If Gen. Flynn's conversation with the Russian ambassador was worthy of prosecution under the venerable but difficult Logan Act, how is former President Obama's agent Miller's not? It's worth noting that Gen. Flynn maintains that his conversation was not about the Obama administration's late-stage sanctions against Iran; it was about the 35 Russian diplomats whom the Obama administration was expelling over Russian interference in the 2016 election. (We must certainly turn our attention to the status of the investigation of that Russian interference very soon.) Discussing the expulsion of diplomats is a far cry from the quid pro quo being implied and sometimes stated outright - generally in the form of a question, which I understand is a tool that's been used to good effect by some trying to skirt accusations of libel - by the press: "You helped Trump get elected; he will raise the sanctions on your country." Scurrilous.

And do we all remember the giant media hoopla that surrounded questions of whether the American intelligence and security community was wiretapping Americans during the W years?
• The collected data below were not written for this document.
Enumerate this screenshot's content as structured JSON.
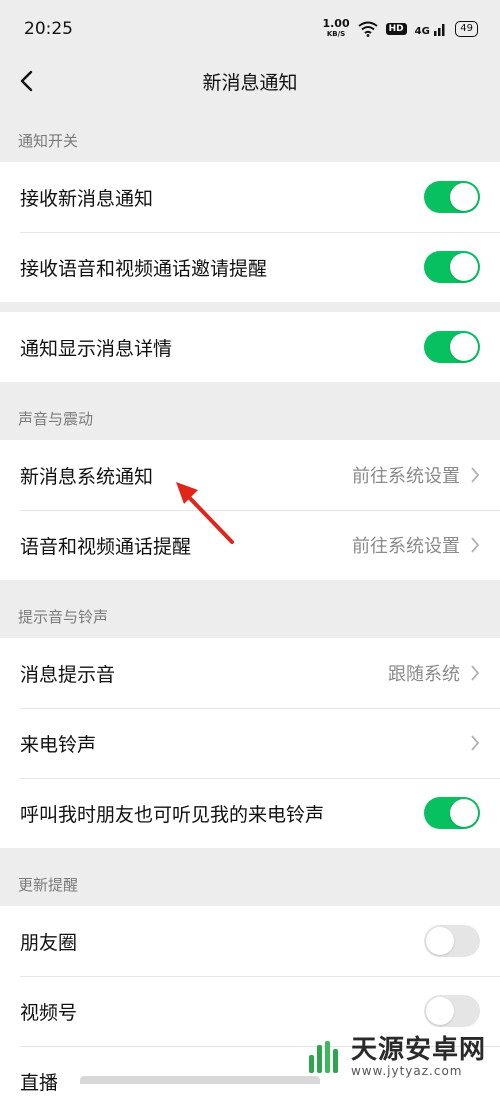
{
  "status_bar": {
    "time": "20:25",
    "net_speed": "1.00",
    "net_unit": "KB/S",
    "hd": "HD",
    "signal": "4G",
    "battery": "49"
  },
  "nav": {
    "title": "新消息通知"
  },
  "sections": {
    "notify_switch": {
      "header": "通知开关"
    },
    "sound_vibration": {
      "header": "声音与震动"
    },
    "tones_ringtones": {
      "header": "提示音与铃声"
    },
    "update_reminder": {
      "header": "更新提醒"
    }
  },
  "rows": {
    "receive_new": {
      "label": "接收新消息通知",
      "toggle": true
    },
    "receive_call": {
      "label": "接收语音和视频通话邀请提醒",
      "toggle": true
    },
    "show_detail": {
      "label": "通知显示消息详情",
      "toggle": true
    },
    "system_notify": {
      "label": "新消息系统通知",
      "value": "前往系统设置"
    },
    "call_remind": {
      "label": "语音和视频通话提醒",
      "value": "前往系统设置"
    },
    "msg_tone": {
      "label": "消息提示音",
      "value": "跟随系统"
    },
    "ringtone": {
      "label": "来电铃声"
    },
    "friends_hear": {
      "label": "呼叫我时朋友也可听见我的来电铃声",
      "toggle": true
    },
    "moments": {
      "label": "朋友圈",
      "toggle": false
    },
    "channels": {
      "label": "视频号",
      "toggle": false
    },
    "live": {
      "label": "直播"
    }
  },
  "watermark": {
    "name": "天源安卓网",
    "url": "www.jytyaz.com"
  },
  "colors": {
    "toggle_on": "#07c160",
    "toggle_off": "#e5e5e5",
    "annotation_arrow": "#e0251b"
  }
}
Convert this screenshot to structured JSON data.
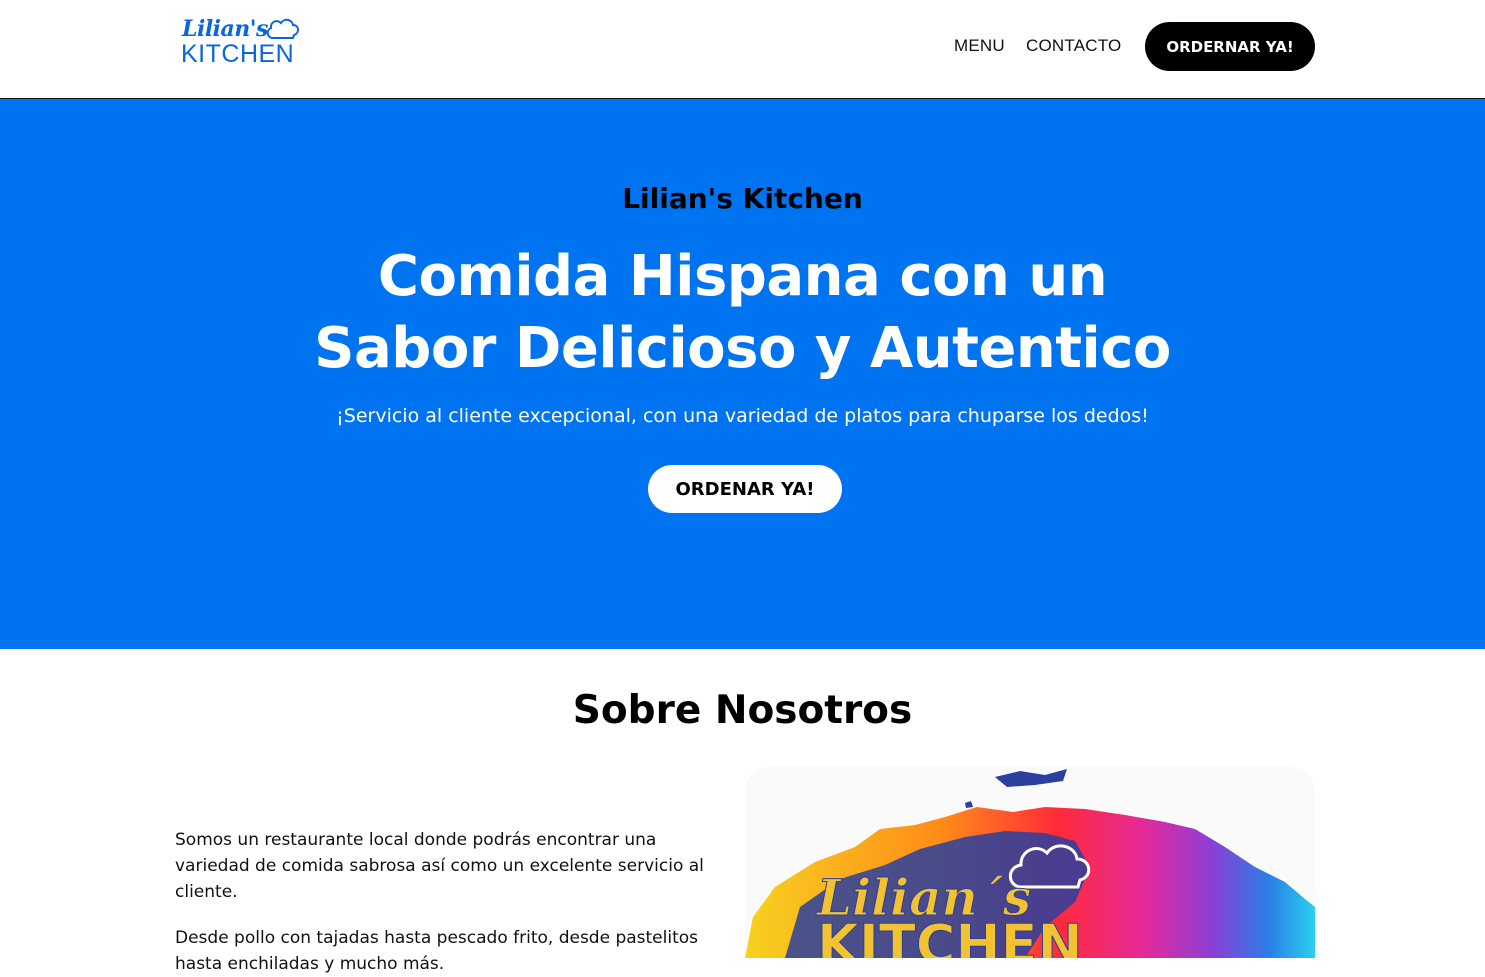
{
  "header": {
    "logo": {
      "script_text": "Lilian's",
      "word_text": "KITCHEN",
      "hat_icon": "chef-hat-icon",
      "utensil_icon": "fork-spoon-icon"
    },
    "nav": [
      {
        "label": "MENU"
      },
      {
        "label": "CONTACTO"
      }
    ],
    "cta_label": "ORDERNAR YA!"
  },
  "hero": {
    "subtitle": "Lilian's Kitchen",
    "title_line1": "Comida Hispana con un",
    "title_line2": "Sabor Delicioso y Autentico",
    "tagline": "¡Servicio al cliente excepcional, con una variedad de platos para chuparse los dedos!",
    "cta_label": "ORDENAR YA!"
  },
  "about": {
    "title": "Sobre Nosotros",
    "paragraphs": [
      "Somos un restaurante local donde podrás encontrar una variedad de comida sabrosa así como un excelente servicio al cliente.",
      "Desde pollo con tajadas hasta pescado frito, desde pastelitos hasta enchiladas y mucho más."
    ],
    "image": {
      "script_text": "Lilian´s",
      "word_text": "KITCHEN"
    }
  },
  "colors": {
    "brand_blue": "#0073f0",
    "logo_blue": "#0a66e0",
    "black": "#000000",
    "white": "#ffffff",
    "gold": "#f2c230",
    "navy": "#2a3f9e"
  }
}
That was a mortal sin back in the day; now, like the dissent that was considered borderline treasonous in the Obama years and is once again the "highest form of patriotism" since there's an R behind the President's name, it's hunky-dory.

Remember the Laputians of Jonathan Swift's Gulliver's Travels? There was a class of civil servant among them called a "flapper." It was this guy's job to flap the ears of the king whenever the flapper thought the king should pay attention. In other words, the flapper controlled the agenda of the king and therefore of the kingdom. This is where we live now.